Heureusement, comme nous le savons des probabilités ou de la statistique, il n’y a pas de fortes chances que TOUTES les estimations soient au-dessus de la cible (pour une équipe qui a déjà pratiqué la méthode et connaît ses compétences). Pour 10 estimations comme celles au-dessus, la variance absolue du total est à peu près (pour éviter de sortir les suites statistiques et les calculatrices) de l’ordre de +/- 35 points.

Une des suppositions pour ce calcul est que les erreurs sont décorrélées, c’est à dire que l’erreur de l’estimation d’une story n’affecte pas les autres. Nous savons bien que ce n’est pas le cas. Une story peut être le prérequis pour une autre, et si la 1ère est bloquée, la 2nde avancera très lentement aussi. De même, un évènement bloquant (un serveur d’intégration en panne, par exemple) bloquera tous les développements.

En plus, les estimations ne sont pas toutes faites au même instant dans le temps. La même tâche pourrait être estimée à  8 points à l’itération 1, et à 5 à l’itération 5, quand l’équipe est plus expérimentée avec les technologies choisies pour le projet. Si elle est au final implémentée à l’itération 6, on va la comptabiliser différemment en fonction de quand elle a été estimée. L’échelle n’est même pas constante entre les stories de la même itération.

Vous comprenez alors que le vrai coût de ces tâches peut varier dans notre cas (et un peu au feeling) entre 90 et 190 points.

Conclusions

Ce n’est pas une métrique de performance à court-terme

Dans Scrum, avec les itérations courtes et le focus sur des résultats immédiats, c’est facile d’oublier de penser à long terme. Les managers externes et les clients voient que l’équipe a fait cette semaine 30 points de moins que la semaine d’avant et tout de suite se demandent ce qu’il s’est passé.

J’ai vu des équipes dire « C’était une bonne itération. Nous avons fait les points » ou « Dans cette itération nous étions mauvais. Nous n’avons pas terminé 2 stories » C’est une illusion. Les équipes ont une progression en productivité tardive qui peut justifier une augmentation d’à peu près 5% par itération. Mais ça n’arrive pas souvent d’oublier comment faire les choses d’une itération à l’autre. La plus grande source de variabilité entre itérations est juste le fait que nous n’avons pas assez d’informations pour estimer correctement.

Bien sûr, il y a aussi des évènements qui impactent le sprint : une nouvelle personne qui n’est pas encore habituée aux méthodes de l’équipe. Un nouvel outil qui rend une tâche récurrente plus rapide. Ces éléments, il faut les discuter dans la rétrospective du sprint (ou n’importe quelle cérémonie de feedback adoptée par l’équipe).

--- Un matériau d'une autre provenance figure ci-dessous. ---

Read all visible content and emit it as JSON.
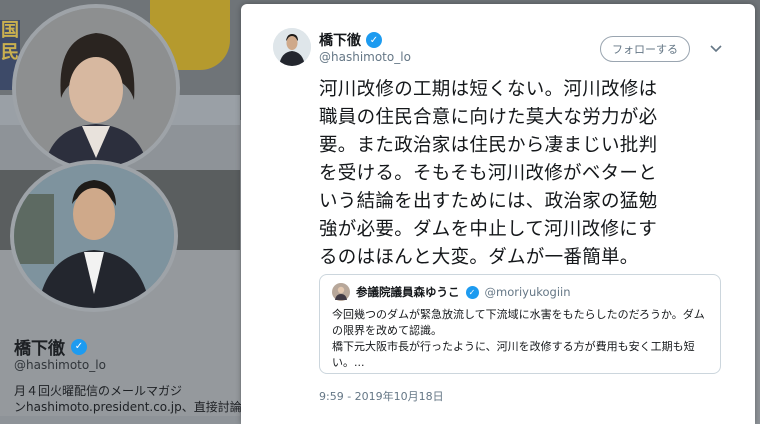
{
  "background_profile": {
    "banner_text": "国\n民",
    "name": "橋下徹",
    "handle": "@hashimoto_lo",
    "bio_line1": "月４回火曜配信のメールマガジ",
    "bio_line2": "ンhashimoto.president.co.jp、直接討論が出"
  },
  "tweet": {
    "author_name": "橋下徹",
    "author_handle": "@hashimoto_lo",
    "follow_label": "フォローする",
    "menu_icon": "chevron-down-icon",
    "text": "河川改修の工期は短くない。河川改修は\n職員の住民合意に向けた莫大な労力が必\n要。また政治家は住民から凄まじい批判\nを受ける。そもそも河川改修がベターと\nいう結論を出すためには、政治家の猛勉\n強が必要。ダムを中止して河川改修にす\nるのはほんと大変。ダムが一番簡単。",
    "quoted": {
      "name": "参議院議員森ゆうこ",
      "handle": "@moriyukogiin",
      "text": "今回幾つのダムが緊急放流して下流域に水害をもたらしたのだろうか。ダム\nの限界を改めて認識。\n橋下元大阪市長が行ったように、河川を改修する方が費用も安く工期も短\nい。..."
    },
    "timestamp": "9:59 - 2019年10月18日"
  },
  "colors": {
    "accent": "#1d9bf0",
    "overlay": "#8e9398",
    "card": "#ffffff"
  }
}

Mais la détection de ces éléments est basée sur des méthodes qualitatives, pas quantitatives. Nous ne pouvons pas le voir juste en regardant le nombre de  points implémentés.

C’est une métrique très approximative de productivité à long terme

Une pratique assez commune, souvent utilisée pour vendre au management l’idée de « progrès de productivité » est de faire une régression linéaire pour présenter l’évolution de nombre de points implémentés par sprint (et souvent par jour-homme). A première vue, elle parait raisonnable : même si l’erreur de chaque estimation est élevée, la tendance  vers une progression devrait être visible.

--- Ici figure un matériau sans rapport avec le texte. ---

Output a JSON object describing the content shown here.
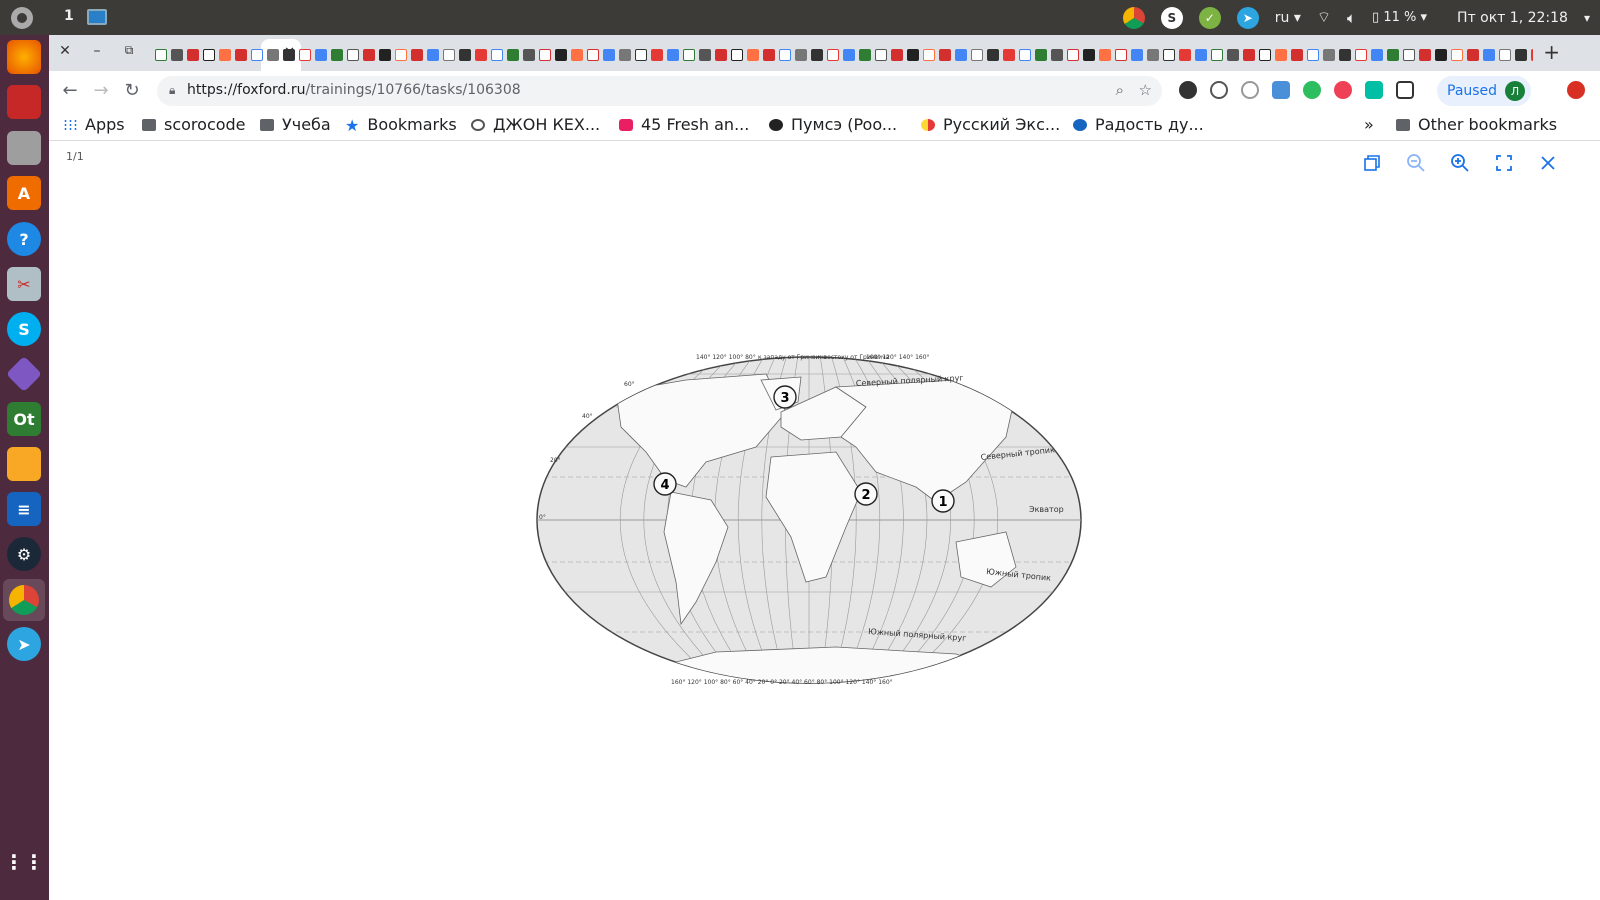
{
  "system_bar": {
    "workspace": "1",
    "language": "ru",
    "battery": "11 %",
    "clock": "Пт окт  1, 22:18"
  },
  "browser": {
    "url_host": "https://foxford.ru",
    "url_path": "/trainings/10766/tasks/106308",
    "paused_label": "Paused",
    "avatar_letter": "Л",
    "new_tab": "+"
  },
  "bookmarks": {
    "apps": "Apps",
    "items": [
      "scorocode",
      "Учеба",
      "Bookmarks",
      "ДЖОН КЕХ...",
      "45 Fresh an...",
      "Пумсэ (Poo...",
      "Русский Экс...",
      "Радость ду..."
    ],
    "overflow": "»",
    "other": "Other bookmarks"
  },
  "viewer": {
    "page_counter": "1/1"
  },
  "map": {
    "longitude_top_left": "140° 120° 100° 80°",
    "longitude_west_label": "к западу от Гринвича",
    "longitude_east_label": "к востоку от Гринвича",
    "longitude_top_right": "100° 120° 140° 160°",
    "longitude_bottom": "160° 120° 100° 80° 60° 40° 20° 0° 20° 40° 60° 80° 100° 120° 140° 160°",
    "arctic_circle": "Северный полярный круг",
    "tropic_north": "Северный тропик",
    "equator": "Экватор",
    "tropic_south": "Южный тропик",
    "antarctic_circle": "Южный полярный круг",
    "lat_60": "60°",
    "lat_40": "40°",
    "lat_20": "20°",
    "lat_0": "0°",
    "markers": [
      "1",
      "2",
      "3",
      "4"
    ]
  }
}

Mais nous avons vu que les estimations ne sont pas toutes effectuées au début du projet. Une partie de l’augmentation de productivité est cachée par le fait que nous allons estimer les tâches suivantes sur la même technologie comme plus faciles.

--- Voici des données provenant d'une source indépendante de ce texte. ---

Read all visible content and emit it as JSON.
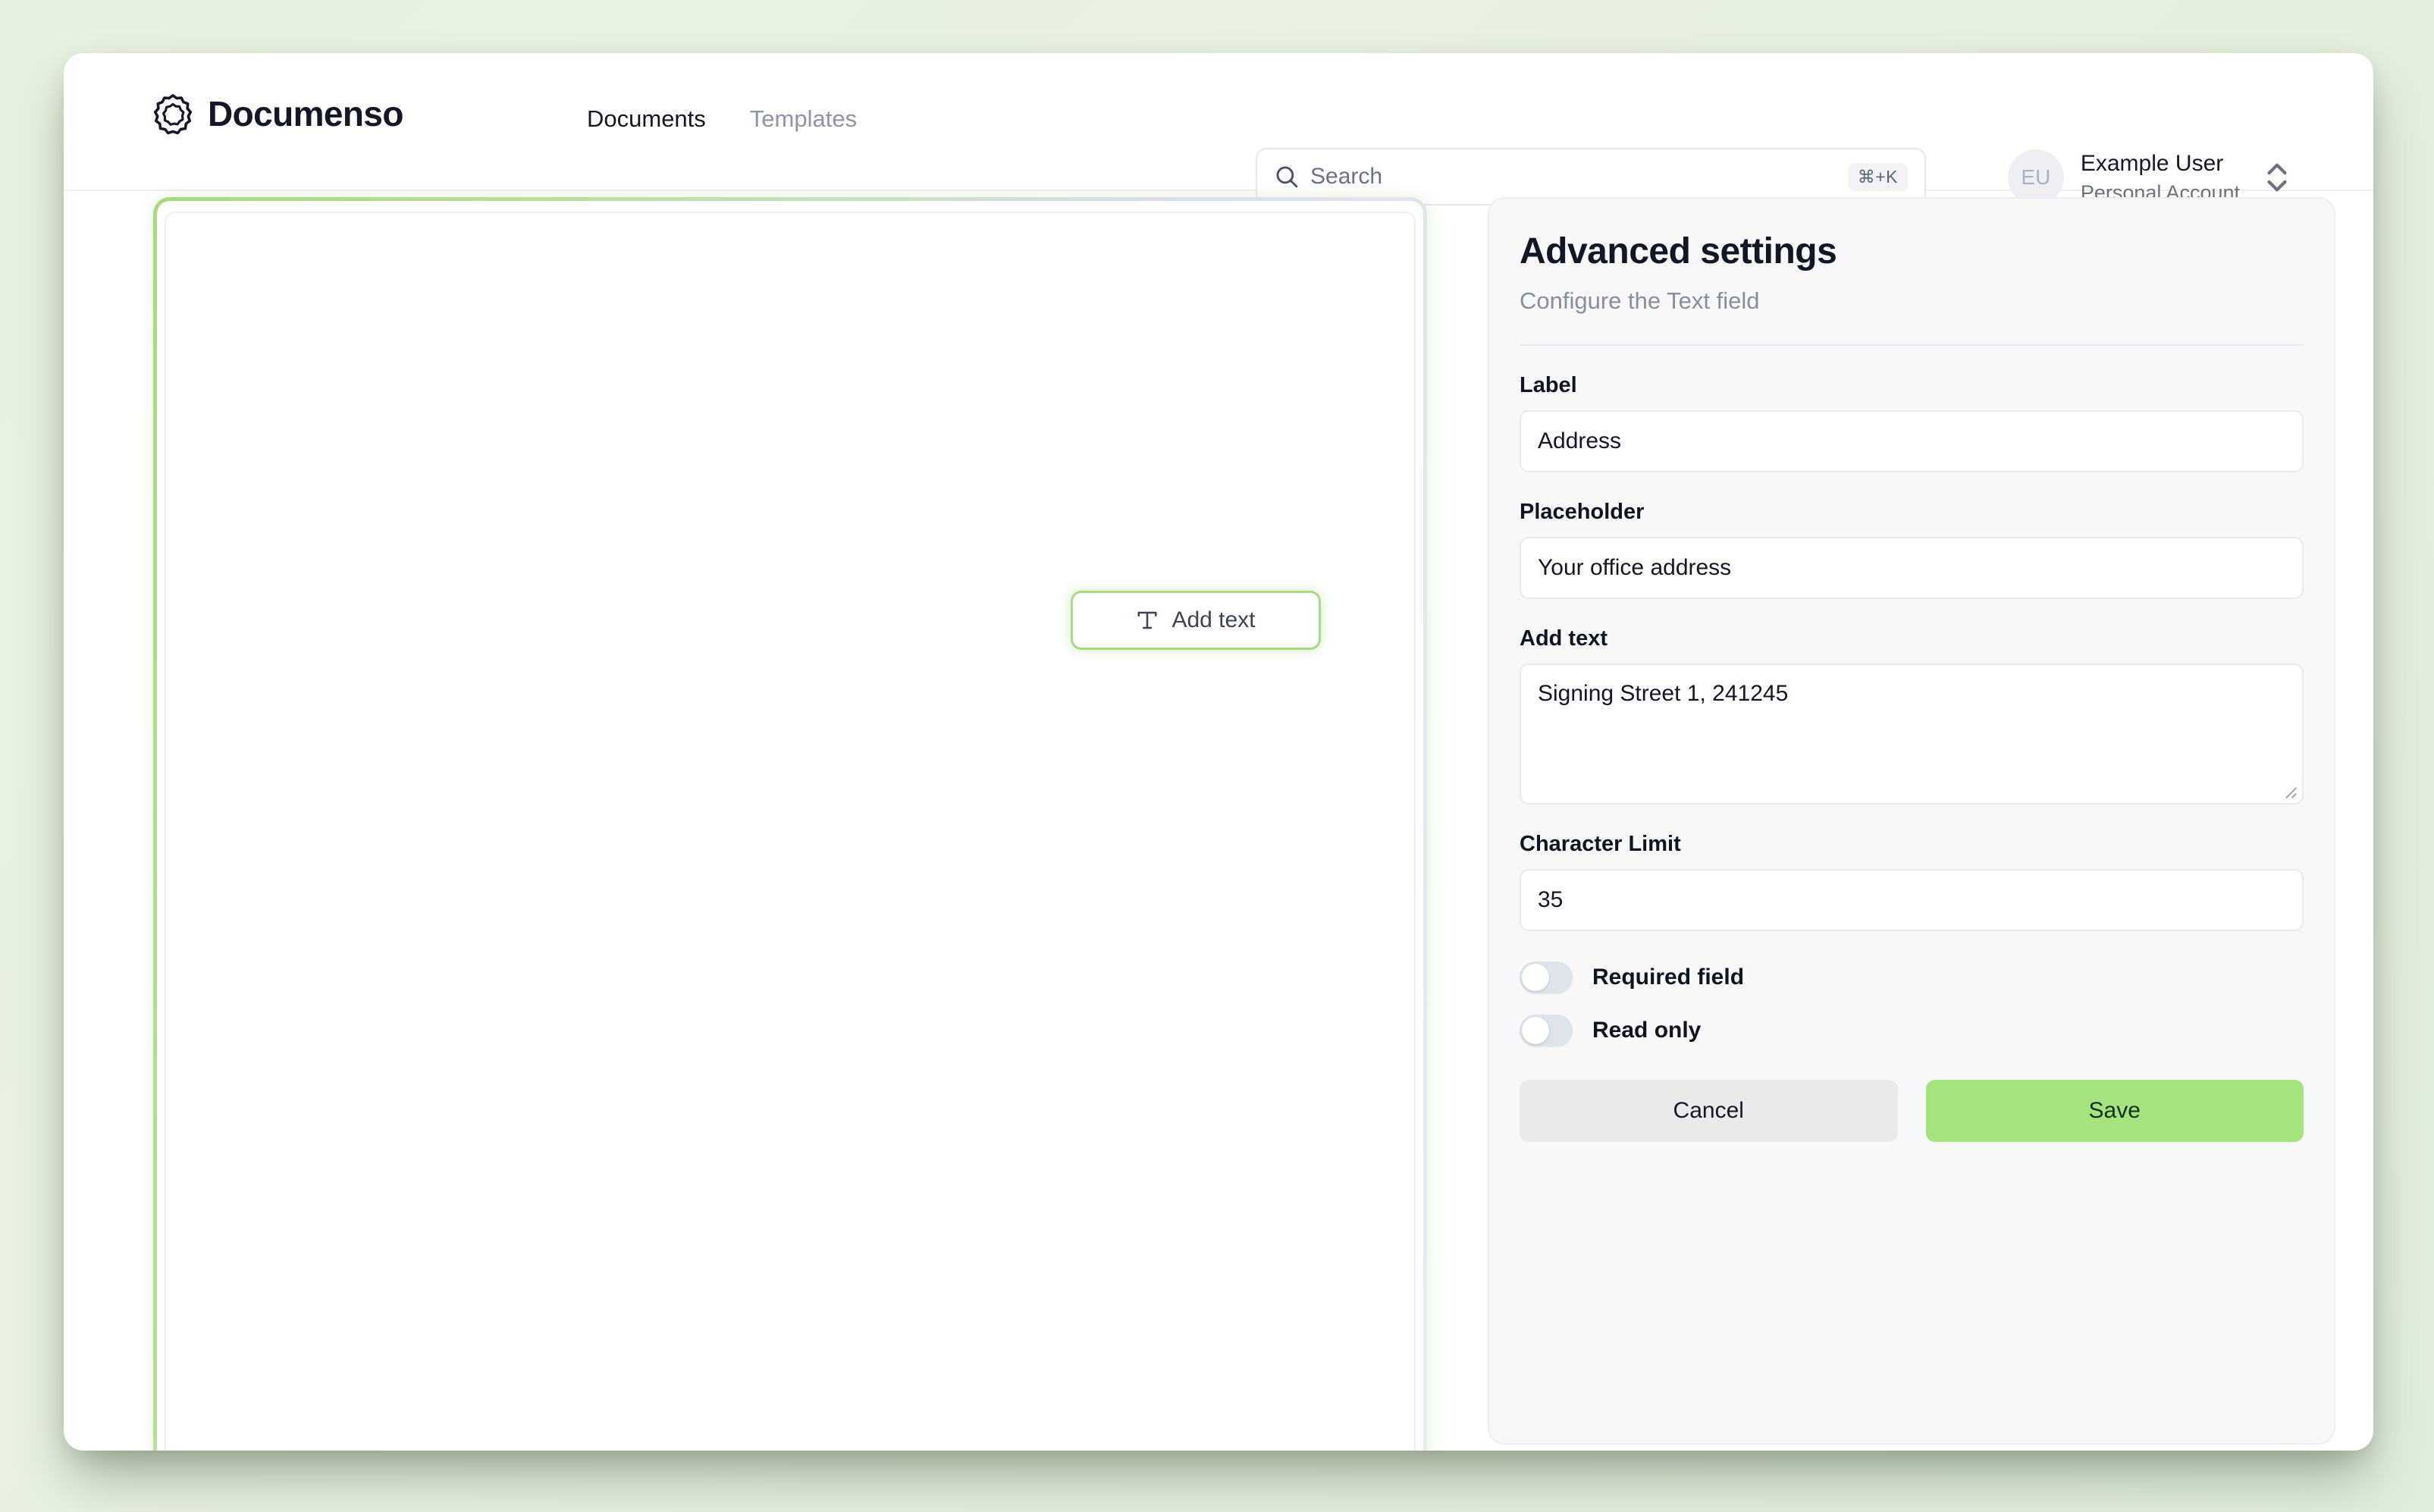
{
  "brand": {
    "name": "Documenso",
    "logo_icon": "documenso-rosette-logo"
  },
  "nav": {
    "items": [
      {
        "label": "Documents",
        "active": true
      },
      {
        "label": "Templates",
        "active": false
      }
    ]
  },
  "search": {
    "icon": "search-icon",
    "placeholder": "Search",
    "shortcut": "⌘+K"
  },
  "user": {
    "initials": "EU",
    "name": "Example User",
    "account_type": "Personal Account",
    "switcher_icon": "chevron-up-down-icon"
  },
  "editor": {
    "field_chip": {
      "icon": "text-field-icon",
      "label": "Add text"
    }
  },
  "settings": {
    "title": "Advanced settings",
    "subtitle": "Configure the Text field",
    "fields": {
      "label": {
        "label": "Label",
        "value": "Address"
      },
      "placeholder": {
        "label": "Placeholder",
        "value": "Your office address"
      },
      "add_text": {
        "label": "Add text",
        "value": "Signing Street 1, 241245"
      },
      "character_limit": {
        "label": "Character Limit",
        "value": "35"
      }
    },
    "toggles": [
      {
        "label": "Required field",
        "on": false
      },
      {
        "label": "Read only",
        "on": false
      }
    ],
    "buttons": {
      "cancel": "Cancel",
      "save": "Save"
    }
  },
  "colors": {
    "brand_green": "#a4e47c",
    "field_border_green": "#a7db84",
    "text_dark": "#131626",
    "text_muted": "#868e9f",
    "page_background": "#e6f2df"
  }
}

Et si maintenant la hiérarchie a la superbe idée d’établir des objectifs sur le nombre de points, les développeurs risquent de commencer à surestimer volontairement. Dans un projet, la semaine ou le directeur a annoncé un objectif de nombre de points, l’équipe de développement a commencé à affecter des story points aux bugs. Donc l’équipe avait intérêt à sortir une story avec des bugs, comptabiliser les points de la story et, dans les itérations suivantes, recomptabiliser cette story en réparant les bugs détectés :D.

Il ne faut pas oublier, alors, qu’un des buts des story points est d’avoir un outil INTERNE à l’équipe et une échelle qui n’est pas influencée par les jeux politiques ou l’évaluation par les managers.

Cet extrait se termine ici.